Adulti e studenti universitari

A differenza della scuola secondaria, all’università gli studenti hanno una maggiore autonomia nella gestione delle attività di studio e nella pianificazione delle prove d’esame (Genovese et al., 2011). Per gli studenti con DSA tale autonomia può risultare preziosa poiché permette di mettere in atto tutte quelle strategie che sono state acquisite per compensare le difficoltà di studio, tra cui l’uso di tecnologie compensative. Inoltre, l’utilizzo di strumenti compensativi in un’aula universitaria, come prendere appunti con un computer o registrare le lezioni, è sicuramente una pratica molto più accettata rispetto alla scuola secondaria.

Tra le applicazioni più utili in ambito universitario, sottolineate da Gianluca Schiavo, Nadia Mana, Ornella Mich e Maria Arici ci sono:

• i programmi di supporto alla lettura, quali la sintesi vocale e i software OCR;

• le applicazioni che, integrano il riconoscimento vocale per la dettatura su PC o tablet;

• i programmi per la creazione di mappe concettuali che aiutino nell’organizzare e nel riassumere le informazioni.
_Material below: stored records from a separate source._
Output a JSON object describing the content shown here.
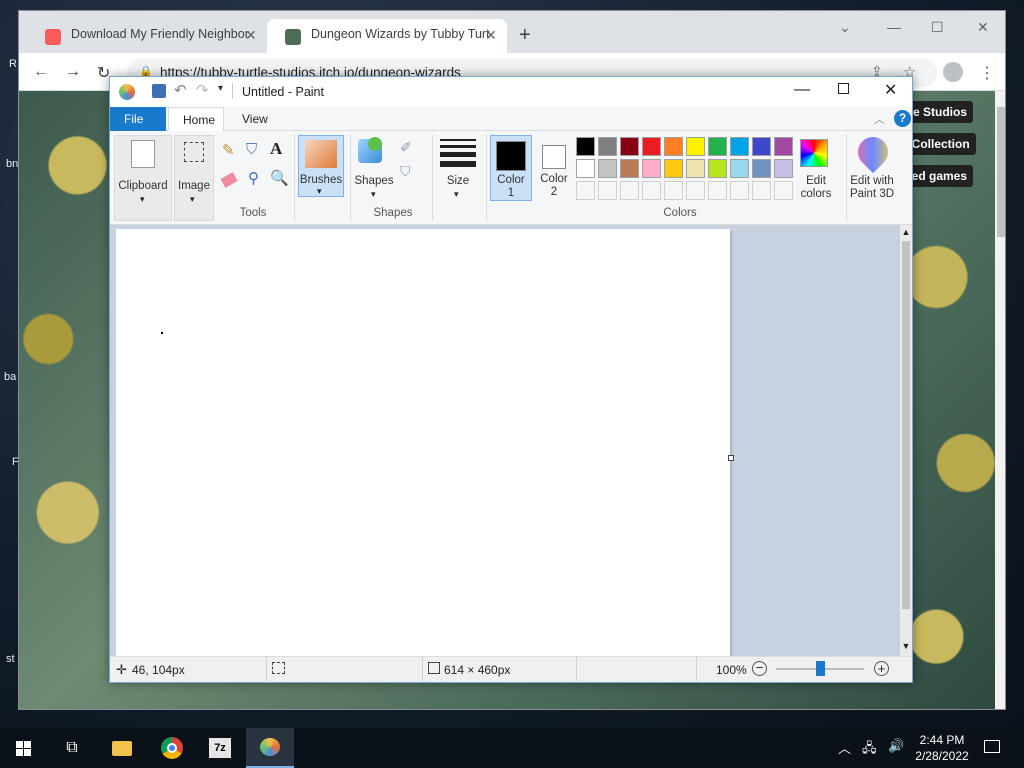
{
  "desktop": {
    "labels": [
      "R",
      "bn",
      "ba",
      "F",
      "st"
    ]
  },
  "browser": {
    "tabs": [
      {
        "title": "Download My Friendly Neighbor",
        "active": false
      },
      {
        "title": "Dungeon Wizards by Tubby Turt",
        "active": true
      }
    ],
    "url": "https://tubby-turtle-studios.itch.io/dungeon-wizards",
    "side_links": [
      "rtle Studios",
      "o Collection",
      "ated games"
    ]
  },
  "paint": {
    "title": "Untitled - Paint",
    "tabs": {
      "file": "File",
      "home": "Home",
      "view": "View"
    },
    "groups": {
      "clipboard": "Clipboard",
      "image": "Image",
      "tools": "Tools",
      "brushes": "Brushes",
      "shapes_btn": "Shapes",
      "shapes": "Shapes",
      "size": "Size",
      "color1": "Color\n1",
      "color2": "Color\n2",
      "colors": "Colors",
      "edit_colors": "Edit\ncolors",
      "paint3d": "Edit with\nPaint 3D"
    },
    "palette_row1": [
      "#000000",
      "#7f7f7f",
      "#880015",
      "#ed1c24",
      "#ff7f27",
      "#fff200",
      "#22b14c",
      "#00a2e8",
      "#3f48cc",
      "#a349a4"
    ],
    "palette_row2": [
      "#ffffff",
      "#c3c3c3",
      "#b97a57",
      "#ffaec9",
      "#ffc90e",
      "#efe4b0",
      "#b5e61d",
      "#99d9ea",
      "#7092be",
      "#c8bfe7"
    ],
    "color1": "#000000",
    "color2": "#ffffff",
    "status": {
      "cursor_pos": "46, 104px",
      "canvas_size": "614 × 460px",
      "zoom": "100%"
    }
  },
  "taskbar": {
    "time": "2:44 PM",
    "date": "2/28/2022"
  }
}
Nel mondo del lavoro gli strumenti compensativi – ribadisce nel volume Iprase – sono utili per svolgere attività quali scrivere e leggere velocemente documenti ed e-mail, annotare appunti durante le riunioni, gestire il proprio tempo. Anche in questo caso l’abilità chiave è quella di comprendere come usare al meglio la tecnologia e sviluppare le necessarie abilità compensative.

Dove

Sarebbe necessario utilizzare gli strumenti compensativi con continuità, sia nel contesto scolastico che domestico. Malgrado ciò certi programmi sono indicati soprattutto per un utilizzo a scuola o a casa. Ma vediamo i due casi.

Scuola

Premesso che l’insegnante deve consentire l’uso di qualsiasi strumento compensativo riportato nel progetto educativo personalizzato, sia durante le lezioni che durante le verifiche, ci sono strumenti – ritiene Iprase nel volume dal titolo “Tecnologie digitali e dsa”, curato da Gianluca Schiavo, Nadia Mana, Ornella Mich e Maria Arici – che sono più o meno facilmente utilizzabili durante le ore di lezione. Per esempio, usare la sintesi vocale in classe può essere difficoltoso, poiché l’ascolto in cuffia può distrarre dal seguire il docente ed estraniare dalla lezione. Un utile accorgimento potrebbe essere quello di utilizzare un solo auricolare.

Altre tecnologie sono adatte all’uso durante la lezione, come il dizionario elettronico e il registratore che possono essere utilizzati da smartphone, tablet o PC. Gli strumenti per registrare le lezioni ed organizzare i file audio sono da intendersi d’altra parte esclusivamente per un uso in classe e raramente verranno usati a casa.

Casa

A casa il PC diventa lo strumento compensativo principale come supporto per la lettura, la scrittura e lo studio in generale, precisa Iprase. La sintesi vocale e il riconoscimento vocale possono essere usati per leggere i testi digitali e scrivere documenti. Con il computer o con il tablet si possono creare mappe concettuali durante lo studio ed annotare note e immagini nei testi digitali.